Medo. A incitação e a fuga têm motivo idêntico. Mais: o medo é a melhor chave explicativa do comportamento geral do presidente da República.

Na política, o medo está sempre presente. FHC temia, mais que tudo, o retorno do monstro inflacionário. Daí, a sobrevalorização do real, seu único grave erro de política macroeconômica. Antes de surfar a onda ascendente do ciclo global, Lula temia a ruptura da estabilidade econômica herdada. Daí, o acerto decisivo na escalação da equipe econômica de seu primeiro mandato. Os medos de FHC e Lula referenciavam-se, principalmente, no interesse nacional. O medo de Bolsonaro, pelo contrário, referencia-se exclusivamente no interesse pessoal. Ele fomentou a mobilização de rua porque teme governar na democracia e desertou, assustado, porque teme o impeachment.

O medo é a sombra inseparável de Bolsonaro. Cabe ao psicanalista investigar a dimensão íntima de seu medo, que se manifesta na conjunção da homofobia com a obsessão pelo cano de uma arma. Já a ciência política deve iluminar seu temor de exercer o cargo de chefe de Estado.

Nos idos da minha infância, as crianças ainda brincavam na rua. Lembro de um garoto ruivo, provocador, geralmente ignorado pelos demais, que corria para o refúgio de sua casa quando algum de nós reagia a suas afrontas. Durante 28 anos, Bolsonaro habituou-se a praticar o esporte do insulto e da difamação, abrigando-se na barra da saia da imunidade parlamentar. A fortuita ascensão ao Planalto privou-o da redoma protetora. Fora do santuário, exposto às sanções da democracia, ele experimenta o peso insuportável de sua inadequação. Estamos, todos, condenados a participar da aventura do valentão de opereta cindido entre seus dois medos.
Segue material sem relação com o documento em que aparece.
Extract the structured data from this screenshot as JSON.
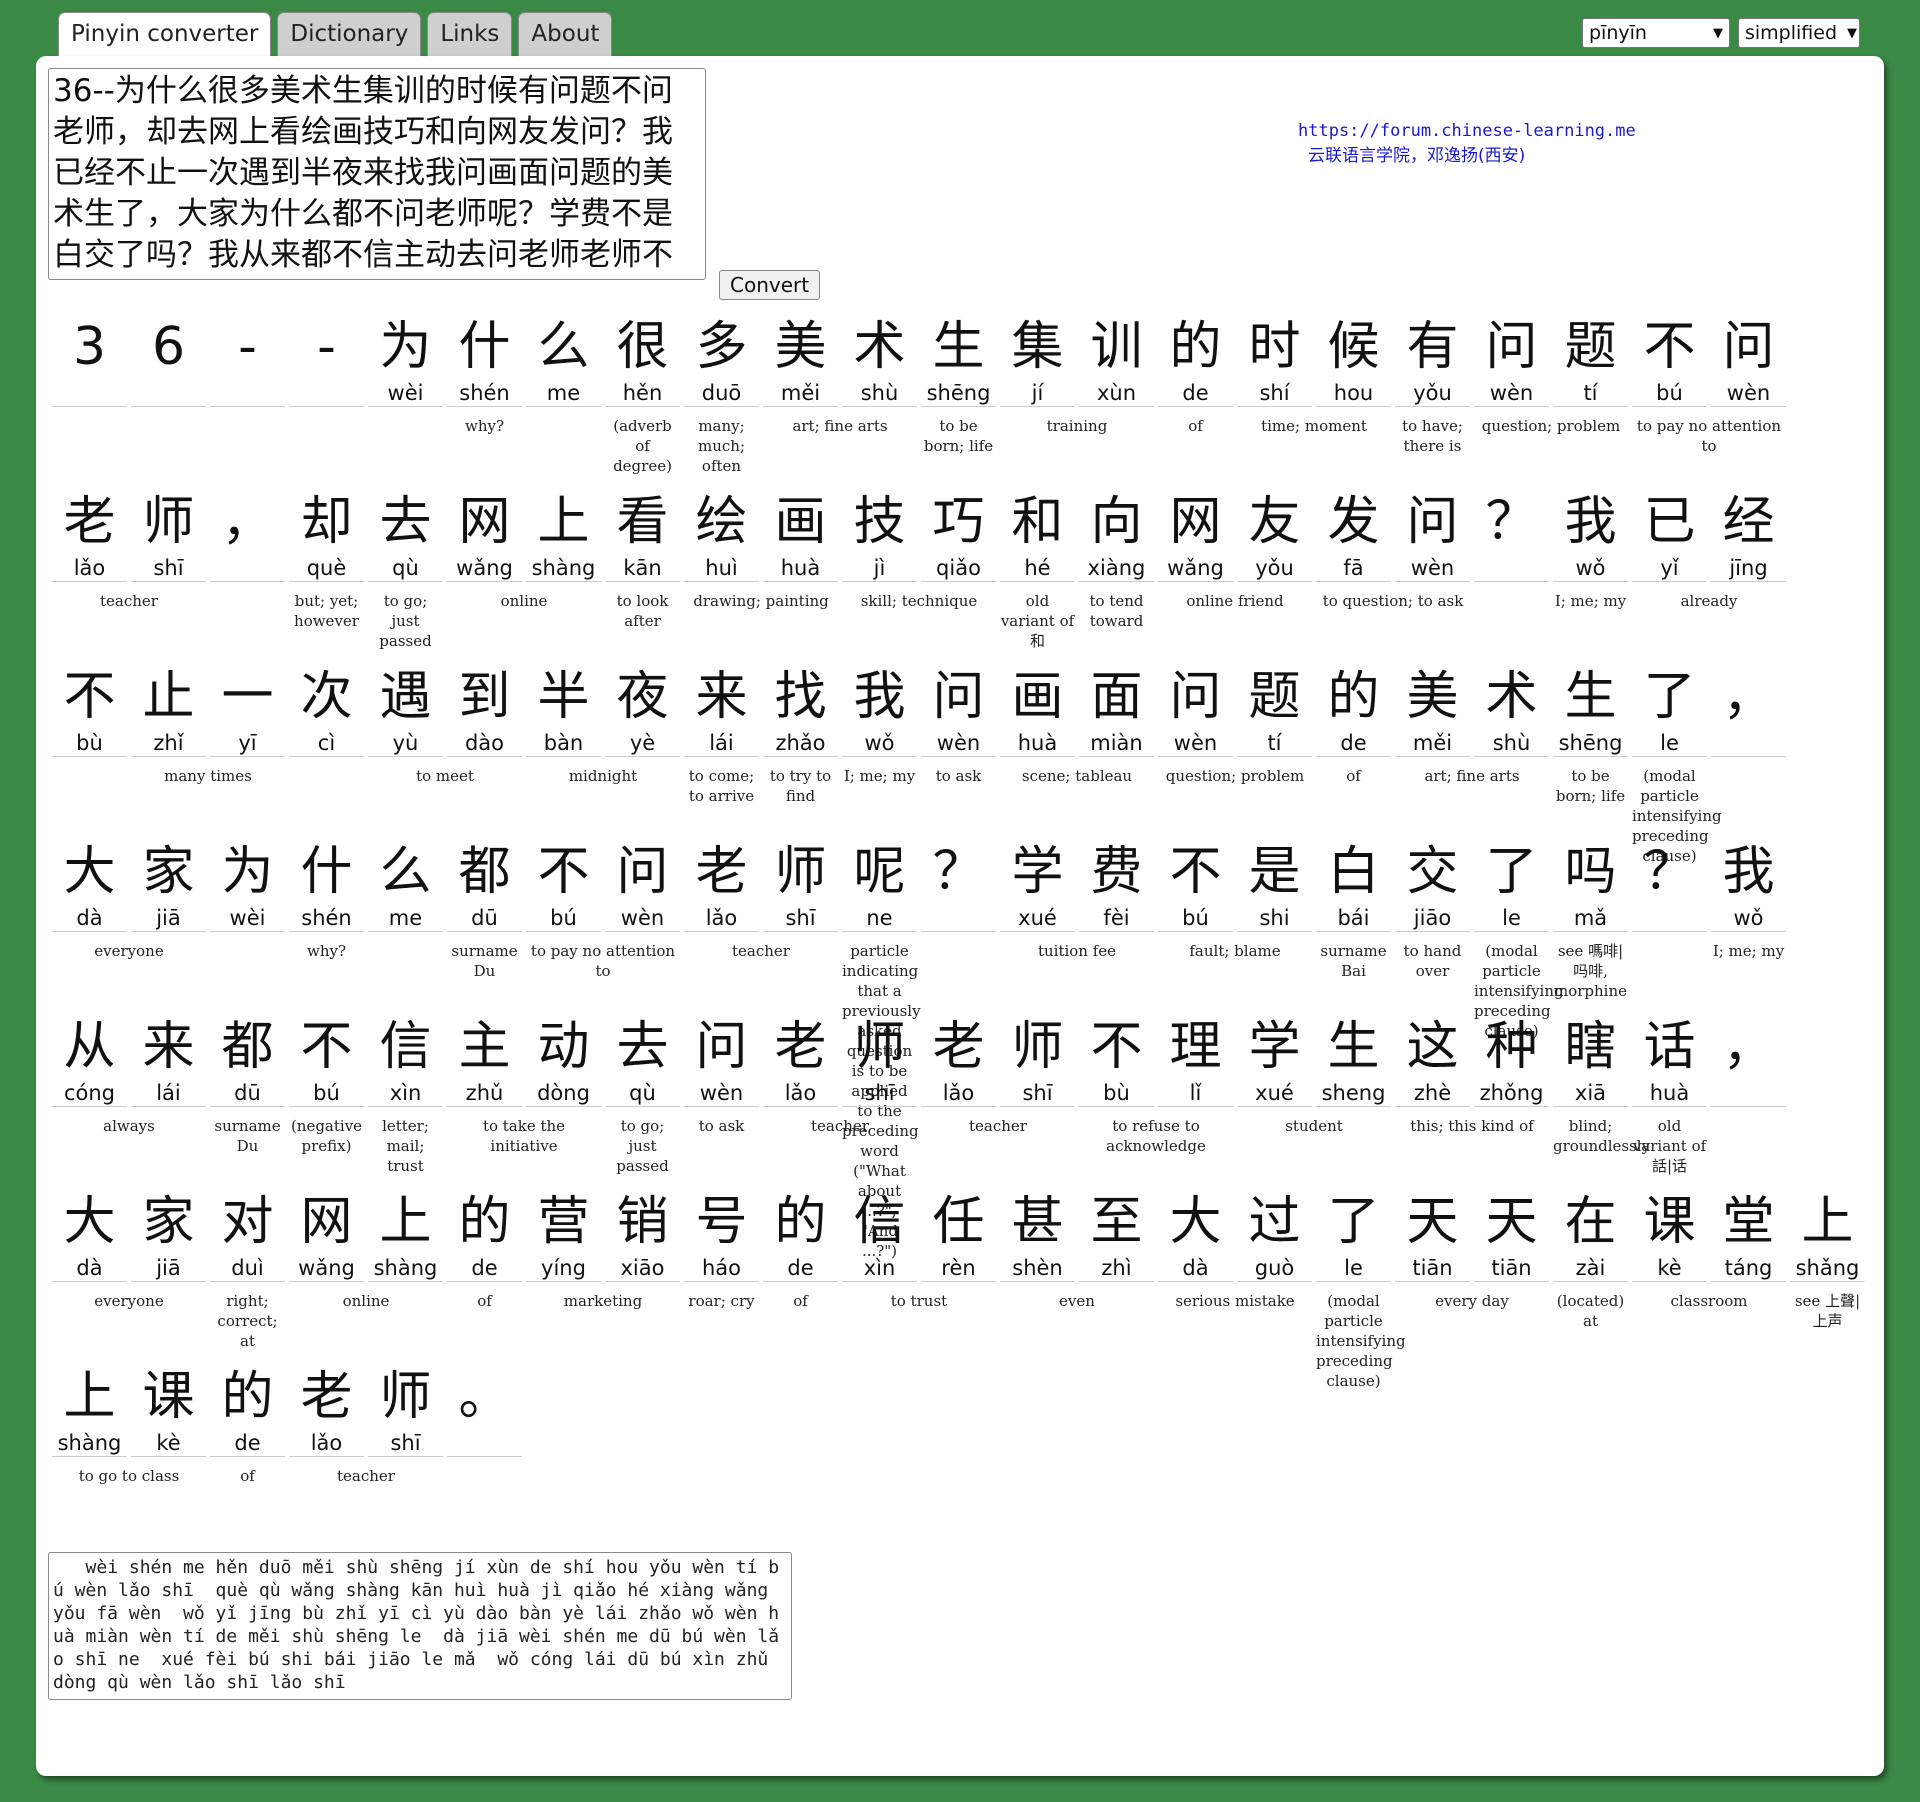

Originalmente, as manifestações foram convocadas sob as bandeiras do fechamento do STF e do Congresso. "Essa pauta está mais para Maduro", esclareceu Bolsonaro, finalmente. Mas, mesmo após a operação sanitizadora, a presença do presidente nas ruas o implicaria em atentado contra as instituições, um crime de responsabilidade bem mais sério que as pedaladas fiscais dilmistas.

Cedendo ao medo do impeachment, Bolsonaro ganha a chance de viver mais um dia no Planalto. O problema é que essa perspectiva o aterroriza: no poder, o gesto adolescente da arminha não substitui o imperativo de entregar resultados seguindo as regras da democracia.

A saída é ceder ao medo de governar, utilizando o pretexto clássico da facada nas costas. "Dolchstosslegende": o mito nasceu na Alemanha, na esteira da derrota na Primeira Guerra Mundial, como fonte da narrativa da extrema direita. A Alemanha, diziam, teria vencido a guerra se o Exército não tivesse sofrido a traição doméstica dos políticos de esquerda, da imprensa esquerdista e dos diabólicos judeus.

O discurso bolsonaro-olavista segue trilha paralela, invocando as facadas nas costas desferidas pelo Congresso, pelo STF e pela imprensa "comunista" (Folha, Globo) como justificativa antecipada do eventual fracasso do governo.

Dessa vez, Bolsonaro recuou diante do medo do impeachment. Na próxima, movido pelo medo de governar, avançará até o abismo?